$\pi_q(S^n) \cong \pi_q(\Bbb RP^n)$

Question

I'd like to prove that $\pi_q(S^n) \cong \pi_q(\Bbb RP^n)$ when $q>1$ and $n>1$. Do I have to prove this by cases? I mean, the cases $q<n$, $q=n$ and $q>n$? Or can I prove it directly? Which theorem or result could I use?

Answer 1

In general, if $p : X \to Y$ is a covering map, then $p_* : \pi_q(X) \to \pi_q(Y)$ is an isomorphism for $q > 1$.

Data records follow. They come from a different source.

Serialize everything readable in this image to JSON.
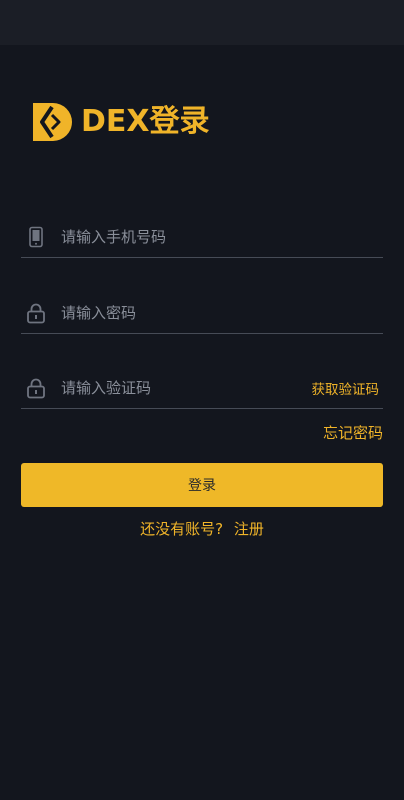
{
  "status_bar": {},
  "brand": {
    "logo_icon": "dex-logo-icon",
    "title": "DEX登录",
    "accent_color": "#f0b429"
  },
  "form": {
    "phone": {
      "icon": "phone-icon",
      "placeholder": "请输入手机号码",
      "value": ""
    },
    "password": {
      "icon": "lock-icon",
      "placeholder": "请输入密码",
      "value": ""
    },
    "code": {
      "icon": "lock-icon",
      "placeholder": "请输入验证码",
      "value": "",
      "get_code_label": "获取验证码"
    },
    "forgot_label": "忘记密码",
    "login_label": "登录"
  },
  "footer": {
    "prompt": "还没有账号?",
    "register_label": "注册"
  },
  "colors": {
    "background": "#13161e",
    "accent": "#f0b429",
    "button": "#efb828",
    "divider": "#464b56"
  }
}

To see this, first note that any map $f : S^q \to Y$ lifts to a map $f' : S^q \to X$ because $S^q$ is simply connected. Therefore $f = p\circ f'$ and hence $[f] = [p\circ f'] = p_*[f']$; that is, $p_*$ is surjective. For injectivity, suppose $[g] \in \pi_q(X)$ is in the kernel of $p_*$ so that $p_*[g] = [p\circ g] = 0$. Then there is a homotopy $H : S^q\times[0, 1] \to Y$ between $p\circ g$ and a constant map $c$. As $g$ is a lift of $p\circ g$ there is a homotopy $H' : S^q\times[0, 1]$ between $g$ and $c'$, a lift of $c$ - here we have used the homotopy lifting property, see Proposition $1.30$ of Hatcher's Algebraic Topology for example. As $S^q$ is connected, $c'$ must also be constant, and hence $g$ is nullhomotopic, i.e. $[g] = 0$. Therefore $p_*$ is injective and hence an isomorphism.

As $p : S^n \to \mathbb{RP}^n$ is a covering map for any $n$, so we see by the above that $p_* : \pi_q(S^n) \to \pi_q(\mathbb{RP}^n)$ is an isomorphism for $q > 1$.